No baseball, no football...someone might get hurt, besides - playing sports exposed kids to dirt. Dolls were said to be sexist and should be passe. Nintendo would rot your entire brain away.
So Santa just stood there, disheveled and perplexed,he just couldn't figure out what to do next?He tried to be merry he tried to be gay, but you must have to be careful with that word today. His sack was quite empty, it was flat on the ground, nothing fully acceptable was anywhere to be found.
Something special was needed, a gift that he might, give to us all, without angering the left or the right. A gift that would satisfy - with no indecision, each group of people in every religion. Every race, every hue, everyone, everywhere...even you! So here is that gift, it's price beyond worth...

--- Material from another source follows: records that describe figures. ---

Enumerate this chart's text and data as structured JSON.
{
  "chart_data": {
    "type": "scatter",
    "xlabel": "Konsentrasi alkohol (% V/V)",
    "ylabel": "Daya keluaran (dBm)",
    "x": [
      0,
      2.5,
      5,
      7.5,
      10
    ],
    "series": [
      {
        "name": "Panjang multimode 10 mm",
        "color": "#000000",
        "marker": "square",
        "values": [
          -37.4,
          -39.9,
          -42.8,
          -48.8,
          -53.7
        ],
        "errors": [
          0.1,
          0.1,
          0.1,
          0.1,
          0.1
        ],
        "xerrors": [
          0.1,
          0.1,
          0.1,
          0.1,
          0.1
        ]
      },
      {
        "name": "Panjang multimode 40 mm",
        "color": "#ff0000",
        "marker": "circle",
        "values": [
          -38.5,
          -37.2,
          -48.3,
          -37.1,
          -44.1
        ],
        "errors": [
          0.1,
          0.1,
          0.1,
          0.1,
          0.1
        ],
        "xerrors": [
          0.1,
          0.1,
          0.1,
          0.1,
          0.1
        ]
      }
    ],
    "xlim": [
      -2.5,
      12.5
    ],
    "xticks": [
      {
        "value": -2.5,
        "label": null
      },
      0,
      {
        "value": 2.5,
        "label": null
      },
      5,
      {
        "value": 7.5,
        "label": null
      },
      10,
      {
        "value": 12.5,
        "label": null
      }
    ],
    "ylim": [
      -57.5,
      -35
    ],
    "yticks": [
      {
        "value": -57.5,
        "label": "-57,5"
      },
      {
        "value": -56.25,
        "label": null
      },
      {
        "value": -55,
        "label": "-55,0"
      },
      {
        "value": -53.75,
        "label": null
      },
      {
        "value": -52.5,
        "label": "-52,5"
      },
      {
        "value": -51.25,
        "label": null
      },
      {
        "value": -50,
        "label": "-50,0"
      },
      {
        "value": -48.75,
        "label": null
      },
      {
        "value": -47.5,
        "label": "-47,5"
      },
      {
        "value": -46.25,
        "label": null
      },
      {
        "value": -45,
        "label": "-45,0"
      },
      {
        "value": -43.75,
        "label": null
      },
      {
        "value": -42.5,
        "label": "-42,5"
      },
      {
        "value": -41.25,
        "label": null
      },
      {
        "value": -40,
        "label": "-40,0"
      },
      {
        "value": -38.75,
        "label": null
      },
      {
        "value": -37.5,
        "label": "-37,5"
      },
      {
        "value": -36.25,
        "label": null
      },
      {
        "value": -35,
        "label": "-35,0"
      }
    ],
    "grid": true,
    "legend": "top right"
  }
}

"MAY YOU AND YOUR LOVED ONES, ENJOY PEACE ON EARTH"
2 comments:
That poem is so true!! All the things that are now so talked about, that there is just not any way to say things with out someone or group being offended. At least the last line was true, to all to have peace on earth.
P.S. haven't seen any St. Nicholas pictures of you guys yet, did you not take your camera, I thought I saw you taking pictures that night, hee hee hee!!!
Annie!!! What are you up to my friend? We missed you at the chocolate party. I think after Christmas is over we need to come up with a fun fieldtrip! I call you soon. Have a Merry Christmas!